Chemical engineering research and education are about to be transformed by a small but mighty innovation called a microfluidic chip. Assistant professor of chemical engineering Dr. Orlin Velev and doctoral students Brian Prevo and Ketan Bhatt have co-invented a new microfluidic device that will replace the old beaker-and-test-tube approach to studying chemical reactions with a microscopic factory for synthesizing or separating individual molecules.

“The problem with the state of the art in micro screening devices [also called microarrays] is that cells and suspensions won’t easily flow through the tiny channels on the chips,” explains Velev.

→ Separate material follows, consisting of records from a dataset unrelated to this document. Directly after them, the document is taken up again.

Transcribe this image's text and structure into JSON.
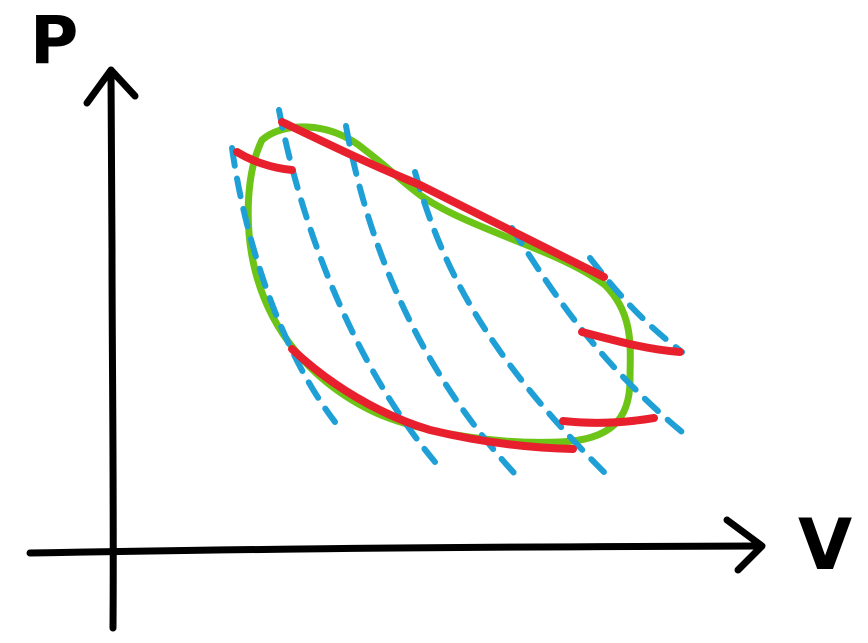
{
  "axes": {
    "y_label": "P",
    "x_label": "V"
  },
  "colors": {
    "axis": "#000000",
    "cycle": "#6cc417",
    "adiabats": "#1e9fd6",
    "isotherms": "#e8202e"
  },
  "elements": {
    "cycle": "closed-loop",
    "adiabats": "dashed",
    "isotherms": "solid"
  }
}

The uniqueness of the chip developed by Velev, Prevo, and Bhatt is that electrical pulses are used to “hover” droplets through the liquid (see illustration), separating or combining them at intersections, sorting them, encapsulating them, or even synthesizing novel materials inside them. Using this new technology, biomedical students and researchers will be able to put a small amount of toxin, blood, or other substance into a single fluid microdroplet and move it around, mixing, analyzing, or separating it electronically.

Reducing handling and storage of large amounts of toxins or contaminants in laboratories could be a boon to both universities and the biomedical industry. Scaling down to the micro and nano levels would have broad cost, space and labor implications—not to mention safety advantages.

Having joined NC State just two years ago, Velev is the paradigm of the young faculty superachiever. He has attracted $780,000 in research funding, prestigious faculty awards, and top doctoral students, also writing several publications and receiving a provisional patent. Velev’s work has already been cited over 1200 times in publications by other authors. “I’m just getting started,” he says humbly. “So I have to work hard now.”

Nonetheless, a look at the long list of awards on his resume confirms that achieving has been a way of life since his Bulgarian childhood. At 16, he won a gold medal at the Bulgarian National Chemistry Olympiad and took home a bronze from the International Chemistry Olympiad in Stockholm. This secured his acceptance to the University of Sofia, Bulgaria’s best. Although he majored in physical chemistry, he also nurtured a steady interest in electronics. Today he combines his interests in the interdisciplinary worlds of nanoscience (manipulating materials at the molecular scale) and photonics, (a branch of physics that deals with light as a medium for transmitting information).

Velev’s recent $405,000, five-year National Science Foundation Career Award was based in part on his microfluidic chip research and its educational potential. “Eventually, this technology could lead to much quicker discovery of a cure for a specific disease,” says Velev, “or sensing very small amounts of toxins before they endanger soldiers or emergency responders. These would be significant results in a field that was first introduced only a few years ago.”